To fill that gap, Imaginnovate earlier this year launched Fleet Enable, a cloud-hosted mobile-app–focused suite of software tools that Vattipalli calls “the first software solution designed expressly for the operating needs of big and bulky white-glove delivery providers.” Offered on a subscription basis, Fleet Enable streamlines the full scope of a last-mile carrier’s planning, operating, and financial administration workflows and enables it to connect—through EDI (electronic data interchange) feeds, APIs (application programming interfaces), and other means—to the multiple third-party service providers and retailers for which it’s taking orders and making across-the-threshold deliveries. Vattipalli believes the addressable market is the more than 10,000 carriers who do last-mile white-glove deliveries, 80% of which are independent contractors with fleets of 50 to100 trucks and delivery teams.
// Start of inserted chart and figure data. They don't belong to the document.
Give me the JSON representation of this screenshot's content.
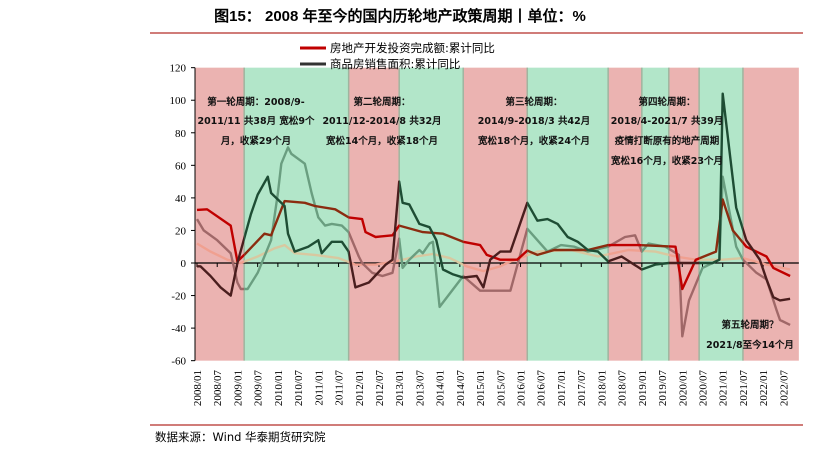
{
  "title": "图15：  2008 年至今的国内历轮地产政策周期丨单位：%",
  "source": "数据来源：Wind  华泰期货研究院",
  "colors": {
    "band_tight": "#ebb3b1",
    "band_loose": "#b2e6c9",
    "frame": "#c0504d"
  },
  "annotations": [
    [
      "第一轮周期：2008/9-",
      "2011/11 共38月 宽松9个",
      "月，收紧29个月"
    ],
    [
      "第二轮周期：",
      "2011/12-2014/8 共32月",
      "宽松14个月，收紧18个月"
    ],
    [
      "第三轮周期：",
      "2014/9-2018/3 共42月",
      "宽松18个月，收紧24个月"
    ],
    [
      "第四轮周期：",
      "2018/4-2021/7 共39月",
      "疫情打断原有的地产周期",
      "宽松16个月，收紧23个月"
    ],
    [
      "第五轮周期？",
      "2021/8至今14个月"
    ]
  ],
  "chart_data": {
    "type": "line",
    "title": "2008 年至今的国内历轮地产政策周期",
    "ylabel": "%",
    "ylim": [
      -60,
      120
    ],
    "yticks": [
      120,
      100,
      80,
      60,
      40,
      20,
      0,
      -20,
      -40,
      -60
    ],
    "xticks": [
      "2008/01",
      "2008/07",
      "2009/01",
      "2009/07",
      "2010/01",
      "2010/07",
      "2011/01",
      "2011/07",
      "2012/01",
      "2012/07",
      "2013/01",
      "2013/07",
      "2014/01",
      "2014/07",
      "2015/01",
      "2015/07",
      "2016/01",
      "2016/07",
      "2017/01",
      "2017/07",
      "2018/01",
      "2018/07",
      "2019/01",
      "2019/07",
      "2020/01",
      "2020/07",
      "2021/01",
      "2021/07",
      "2022/01",
      "2022/07"
    ],
    "xlim": [
      "2008/01",
      "2022/11"
    ],
    "grid": false,
    "legend_position": "top",
    "bands": [
      {
        "start": "2008/01",
        "end": "2009/03",
        "phase": "tight"
      },
      {
        "start": "2009/03",
        "end": "2011/10",
        "phase": "loose"
      },
      {
        "start": "2011/10",
        "end": "2013/01",
        "phase": "tight"
      },
      {
        "start": "2013/01",
        "end": "2014/08",
        "phase": "loose"
      },
      {
        "start": "2014/08",
        "end": "2016/03",
        "phase": "tight"
      },
      {
        "start": "2016/03",
        "end": "2018/03",
        "phase": "loose"
      },
      {
        "start": "2018/03",
        "end": "2019/01",
        "phase": "tight"
      },
      {
        "start": "2019/01",
        "end": "2019/09",
        "phase": "loose"
      },
      {
        "start": "2019/09",
        "end": "2020/06",
        "phase": "tight"
      },
      {
        "start": "2020/06",
        "end": "2021/07",
        "phase": "loose"
      },
      {
        "start": "2021/07",
        "end": "2022/11",
        "phase": "tight"
      }
    ],
    "series": [
      {
        "name": "房地产开发投资完成额:累计同比",
        "color_tight": "#c00000",
        "color_loose": "#8b2c10",
        "points": [
          [
            "2008/01",
            32.6
          ],
          [
            "2008/04",
            33
          ],
          [
            "2008/11",
            23
          ],
          [
            "2009/01",
            1
          ],
          [
            "2009/03",
            5
          ],
          [
            "2009/09",
            18
          ],
          [
            "2009/11",
            17
          ],
          [
            "2010/03",
            38
          ],
          [
            "2010/09",
            37
          ],
          [
            "2010/12",
            35
          ],
          [
            "2011/06",
            33
          ],
          [
            "2011/10",
            28
          ],
          [
            "2012/02",
            27
          ],
          [
            "2012/03",
            19
          ],
          [
            "2012/06",
            16
          ],
          [
            "2012/11",
            17
          ],
          [
            "2013/01",
            23
          ],
          [
            "2013/08",
            19
          ],
          [
            "2014/02",
            18
          ],
          [
            "2014/08",
            13
          ],
          [
            "2015/01",
            11
          ],
          [
            "2015/03",
            5
          ],
          [
            "2015/07",
            2
          ],
          [
            "2015/12",
            2
          ],
          [
            "2016/03",
            7.6
          ],
          [
            "2016/06",
            5
          ],
          [
            "2016/11",
            8
          ],
          [
            "2017/09",
            8
          ],
          [
            "2018/03",
            11
          ],
          [
            "2018/12",
            11
          ],
          [
            "2019/11",
            10
          ],
          [
            "2020/01",
            -16
          ],
          [
            "2020/05",
            2
          ],
          [
            "2020/11",
            7
          ],
          [
            "2021/01",
            39
          ],
          [
            "2021/04",
            20
          ],
          [
            "2021/08",
            10
          ],
          [
            "2022/02",
            4
          ],
          [
            "2022/04",
            -3
          ],
          [
            "2022/09",
            -8
          ]
        ]
      },
      {
        "name": "商品房销售面积:累计同比",
        "color_tight": "#4a1e1e",
        "color_loose": "#1e4d34",
        "points": [
          [
            "2008/01",
            -2
          ],
          [
            "2008/02",
            -2
          ],
          [
            "2008/05",
            -8
          ],
          [
            "2008/08",
            -15
          ],
          [
            "2008/11",
            -20
          ],
          [
            "2009/01",
            0
          ],
          [
            "2009/05",
            30
          ],
          [
            "2009/07",
            42
          ],
          [
            "2009/10",
            53
          ],
          [
            "2009/11",
            43
          ],
          [
            "2010/03",
            35
          ],
          [
            "2010/04",
            18
          ],
          [
            "2010/06",
            7
          ],
          [
            "2010/10",
            10
          ],
          [
            "2011/01",
            14
          ],
          [
            "2011/02",
            6
          ],
          [
            "2011/05",
            13
          ],
          [
            "2011/08",
            13
          ],
          [
            "2011/10",
            7
          ],
          [
            "2011/12",
            -15
          ],
          [
            "2012/04",
            -12
          ],
          [
            "2012/09",
            -1
          ],
          [
            "2012/11",
            2
          ],
          [
            "2013/01",
            50
          ],
          [
            "2013/02",
            37
          ],
          [
            "2013/04",
            36
          ],
          [
            "2013/07",
            24
          ],
          [
            "2013/10",
            22
          ],
          [
            "2013/12",
            14
          ],
          [
            "2014/02",
            -4
          ],
          [
            "2014/05",
            -7
          ],
          [
            "2014/08",
            -9
          ],
          [
            "2014/12",
            -8
          ],
          [
            "2015/02",
            -15
          ],
          [
            "2015/04",
            2
          ],
          [
            "2015/07",
            7
          ],
          [
            "2015/10",
            7
          ],
          [
            "2016/03",
            37
          ],
          [
            "2016/06",
            26
          ],
          [
            "2016/09",
            27
          ],
          [
            "2016/12",
            24
          ],
          [
            "2017/03",
            16
          ],
          [
            "2017/06",
            13
          ],
          [
            "2017/09",
            8
          ],
          [
            "2017/12",
            7
          ],
          [
            "2018/03",
            1
          ],
          [
            "2018/07",
            4
          ],
          [
            "2019/01",
            -4
          ],
          [
            "2019/05",
            -1
          ],
          [
            "2019/09",
            0
          ],
          [
            "2020/10",
            0
          ],
          [
            "2020/12",
            2
          ],
          [
            "2021/01",
            104
          ],
          [
            "2021/05",
            34
          ],
          [
            "2021/08",
            14
          ],
          [
            "2021/12",
            2
          ],
          [
            "2022/02",
            -10
          ],
          [
            "2022/04",
            -21
          ],
          [
            "2022/06",
            -23
          ],
          [
            "2022/09",
            -22
          ]
        ]
      },
      {
        "color_tight": "#a06868",
        "color_loose": "#6a9e80",
        "points": [
          [
            "2008/01",
            27
          ],
          [
            "2008/03",
            20
          ],
          [
            "2008/07",
            14
          ],
          [
            "2008/11",
            6
          ],
          [
            "2009/01",
            -12
          ],
          [
            "2009/02",
            -16
          ],
          [
            "2009/04",
            -16
          ],
          [
            "2009/07",
            -6
          ],
          [
            "2009/11",
            14
          ],
          [
            "2010/01",
            43
          ],
          [
            "2010/02",
            61
          ],
          [
            "2010/04",
            71
          ],
          [
            "2010/05",
            67
          ],
          [
            "2010/09",
            61
          ],
          [
            "2010/11",
            43
          ],
          [
            "2011/01",
            28
          ],
          [
            "2011/03",
            23
          ],
          [
            "2011/05",
            24
          ],
          [
            "2011/08",
            23
          ],
          [
            "2011/10",
            19
          ],
          [
            "2012/01",
            4
          ],
          [
            "2012/02",
            0
          ],
          [
            "2012/05",
            -6
          ],
          [
            "2012/08",
            -8
          ],
          [
            "2012/11",
            -6
          ],
          [
            "2013/01",
            15
          ],
          [
            "2013/02",
            -3
          ],
          [
            "2013/04",
            2
          ],
          [
            "2013/07",
            8
          ],
          [
            "2013/08",
            6
          ],
          [
            "2013/10",
            12
          ],
          [
            "2013/11",
            13
          ],
          [
            "2014/01",
            -27
          ],
          [
            "2014/08",
            -8
          ],
          [
            "2015/01",
            -17
          ],
          [
            "2015/10",
            -17
          ],
          [
            "2016/03",
            21
          ],
          [
            "2016/06",
            14
          ],
          [
            "2016/09",
            7
          ],
          [
            "2017/01",
            11
          ],
          [
            "2017/05",
            10
          ],
          [
            "2017/09",
            7
          ],
          [
            "2018/03",
            10
          ],
          [
            "2018/08",
            16
          ],
          [
            "2018/11",
            17
          ],
          [
            "2019/01",
            7
          ],
          [
            "2019/03",
            12
          ],
          [
            "2019/08",
            10
          ],
          [
            "2019/12",
            5
          ],
          [
            "2020/01",
            -45
          ],
          [
            "2020/03",
            -23
          ],
          [
            "2020/07",
            -3
          ],
          [
            "2020/12",
            2
          ],
          [
            "2021/01",
            53
          ],
          [
            "2021/05",
            10
          ],
          [
            "2021/07",
            2
          ],
          [
            "2021/11",
            -6
          ],
          [
            "2022/02",
            -10
          ],
          [
            "2022/05",
            -29
          ],
          [
            "2022/06",
            -35
          ],
          [
            "2022/09",
            -38
          ]
        ]
      },
      {
        "color_tight": "#f0a090",
        "color_loose": "#d8c8a0",
        "points": [
          [
            "2008/01",
            12
          ],
          [
            "2008/05",
            7
          ],
          [
            "2008/10",
            2
          ],
          [
            "2009/02",
            0
          ],
          [
            "2009/07",
            4
          ],
          [
            "2009/12",
            9
          ],
          [
            "2010/03",
            11
          ],
          [
            "2010/06",
            6
          ],
          [
            "2010/12",
            5
          ],
          [
            "2011/07",
            3
          ],
          [
            "2011/12",
            -1
          ],
          [
            "2012/06",
            -1
          ],
          [
            "2012/12",
            1
          ],
          [
            "2013/06",
            4
          ],
          [
            "2013/11",
            5.5
          ],
          [
            "2014/04",
            3
          ],
          [
            "2014/09",
            -2
          ],
          [
            "2015/02",
            -5
          ],
          [
            "2015/07",
            -2
          ],
          [
            "2015/09",
            0
          ],
          [
            "2016/02",
            4
          ],
          [
            "2016/06",
            7
          ],
          [
            "2017/04",
            8
          ],
          [
            "2017/12",
            4
          ],
          [
            "2018/09",
            8
          ],
          [
            "2019/05",
            7
          ],
          [
            "2019/11",
            4
          ],
          [
            "2020/05",
            2
          ],
          [
            "2021/01",
            2
          ],
          [
            "2021/07",
            3
          ],
          [
            "2022/02",
            -1
          ],
          [
            "2022/09",
            -4
          ]
        ]
      }
    ]
  }
}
Fleet Enable already has a supporter in Lorri Fairchild, vice president at Leigh-David Logistics, which specializes in complex white-glove deliveries. “This software will create efficiencies for our team in receiving, scheduling, load optimization, customer updates, accounting functions, and more. It is everything we had spent years looking for,” she says.

“ALL THE TRUCKS ARE FULL”

As peak season surges on, carriers who find themselves running short on capacity have limited options. “Right now, you have to think about how to maximize capacity use with what you have because you can’t add capacity. All the trucks are full,” says ShipMatrix’s Jindel. “There are no vans to lease. Trucks are not being produced.” And congestion among ports, rails, and truckers is throwing a wrench into everything, “It’s ruined [shippers’ and carriers’] ability to plan and forecast what they will get and when.”

Yet for those who are prepared, opportunity often presents itself out of seeming chaos. “We live for peak season. We spend all year planning for it,” says XPO’s Caldwell. “This is what we do—deliver Christmas.”